I don't read this as saying it's "MongoDB but with...". I read it as saying that it's Postgres.

jokethrowaway · on July 7, 2024

Have you tried it in production? It's absolute mayhem.

Deadlocks were common; it uses a system of retries if the transaction fails; we had to disable transactions completely.

Next step is either writing a writer queue manually or migrating to postgres.

For now we fly without transaction and fix the occasional concurrency issues.

pipe_connector · on July 7, 2024

Yes, I have worked on an application that pushed enormous volumes of data through MongoDB's transactions.

Deadlocks are an application issue. If you built your application the same way with Postgres you would have the same problem. Automatic retries of failed transactions with specific error codes are a driver feature you can tune or turn off if you'd like. The same is true for some Postgres drivers.

If you're seeing frequent deadlocks, your transactions are too large. If you model your data differently, deadlocks can be eliminated completely (and this advice applies regardless of the database you're using). I would recommend you engage a third party to review your data access patterns before you migrate and experience the same issues with Postgres.

akoboldfrying · on July 7, 2024

>Deadlocks are an application issue.

Not necessarily, and not in the very common single-writer-many-reader case. In that case, PostreSQL's MVCC allows all readers to see consistent snapshots of the data without blocking each other or the writer. TTBOMK, any other mechanism providing this guarantee requires locking (making deadlocks possible).

So: Does Mongo now also implement MVCC? (Last time I checked, it didn't.) If not, how does it guarantee that reads see consistent snapshots without blocking a writer?

devit · on July 8, 2024

Locking doesn't result in deadlocks, assuming that it's implemented properly.

If you know the set of locks ahead of time, just sort them by address and take them, which will always succeed with no deadlocks.

If the set of locks isn't known, then assign each transaction an increasing ID.

When trying to take a lock that is taken, then if the lock owner has higher ID signal it to terminate and retry after waiting for this transaction to terminate, and sleep waiting for it to release the lock.

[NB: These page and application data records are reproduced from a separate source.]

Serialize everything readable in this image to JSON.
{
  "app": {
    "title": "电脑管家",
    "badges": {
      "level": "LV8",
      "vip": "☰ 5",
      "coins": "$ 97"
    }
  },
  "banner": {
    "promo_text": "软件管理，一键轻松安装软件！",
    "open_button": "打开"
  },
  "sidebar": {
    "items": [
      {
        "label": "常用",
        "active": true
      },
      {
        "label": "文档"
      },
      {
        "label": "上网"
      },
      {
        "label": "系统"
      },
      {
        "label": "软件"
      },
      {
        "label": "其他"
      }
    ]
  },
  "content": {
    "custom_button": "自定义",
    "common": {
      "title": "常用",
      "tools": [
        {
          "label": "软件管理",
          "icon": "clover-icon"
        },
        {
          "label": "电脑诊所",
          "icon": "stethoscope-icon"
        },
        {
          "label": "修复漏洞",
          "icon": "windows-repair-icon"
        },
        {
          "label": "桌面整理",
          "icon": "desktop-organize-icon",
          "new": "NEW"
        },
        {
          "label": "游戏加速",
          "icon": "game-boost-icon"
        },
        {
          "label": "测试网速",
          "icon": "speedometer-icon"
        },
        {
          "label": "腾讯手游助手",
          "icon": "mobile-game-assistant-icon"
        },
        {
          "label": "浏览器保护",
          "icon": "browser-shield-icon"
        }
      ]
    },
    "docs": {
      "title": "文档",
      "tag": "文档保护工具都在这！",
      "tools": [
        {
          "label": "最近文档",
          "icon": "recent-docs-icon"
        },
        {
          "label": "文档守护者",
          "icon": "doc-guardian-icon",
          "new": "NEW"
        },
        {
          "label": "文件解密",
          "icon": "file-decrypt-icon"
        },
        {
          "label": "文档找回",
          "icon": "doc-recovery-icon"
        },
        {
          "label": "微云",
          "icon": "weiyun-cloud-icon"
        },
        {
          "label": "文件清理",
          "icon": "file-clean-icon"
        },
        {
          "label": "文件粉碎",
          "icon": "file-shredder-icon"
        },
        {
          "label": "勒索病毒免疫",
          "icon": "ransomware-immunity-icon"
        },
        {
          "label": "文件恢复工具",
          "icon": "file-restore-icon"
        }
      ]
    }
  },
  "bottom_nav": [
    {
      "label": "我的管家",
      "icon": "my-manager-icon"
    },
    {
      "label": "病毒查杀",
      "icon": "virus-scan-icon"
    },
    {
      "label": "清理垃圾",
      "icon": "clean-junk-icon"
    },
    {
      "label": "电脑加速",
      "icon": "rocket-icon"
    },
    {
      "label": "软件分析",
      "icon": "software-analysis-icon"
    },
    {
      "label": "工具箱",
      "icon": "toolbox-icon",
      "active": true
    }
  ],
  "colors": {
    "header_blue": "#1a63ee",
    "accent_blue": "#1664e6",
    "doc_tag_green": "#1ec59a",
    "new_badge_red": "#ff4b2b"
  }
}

Otherwise if it has lower ID abort the transaction, wait for the conflicting transaction to finish and then retry the transaction.

This guarantees that all transactions will terminate as long as each would terminate in isolation and that a transaction will retry at most once for each preceding running transaction.

It's also possible to detect deadlocks by keeping track of which thread every thread is waiting for and signaling the either the highest transaction ID in the cycle or the one the lowest ID is waiting for to abort, wait for ID it was waiting for terminate and retry.

akoboldfrying · on July 14, 2024

Yes, I'm aware that deadlock can be avoided if the graph having an edge uv whenever a task tries to acquire lock v while already holding lock u is acyclic, and this property can either be guaranteed by choosing a total order on locks and then only ever acquiring them in this order or, or dynamically maintained by detecting tasks that potentially violate this order and terminating them, plus retries.

However, those techniques apply only to application code where you have full control over how locks are acquired. This is generally not the case when feeding declarative SQL queries to a DBMS, part of whose job is to decide on a good execution plan. And even in application code, assuming a knowledgeable programmer, they need to either know about all locks in the world or run complex and expensive bookkeeping to detect and break deadlocks.

The fundamental problem is that locks don't compose the way other natural CS abstractions (like, say, functions) do: https://stackoverflow.com/a/2887324

pipe_connector · on July 7, 2024

MongoDB (via WiredTiger) has used MVCC to solve this problem since transactions were introduced.

threeseed · on July 7, 2024

> Next step is either writing a writer queue manually

You can just use a connection pool and limit writer threads.

You should be using one to manage your database connections regardless of which database you are using.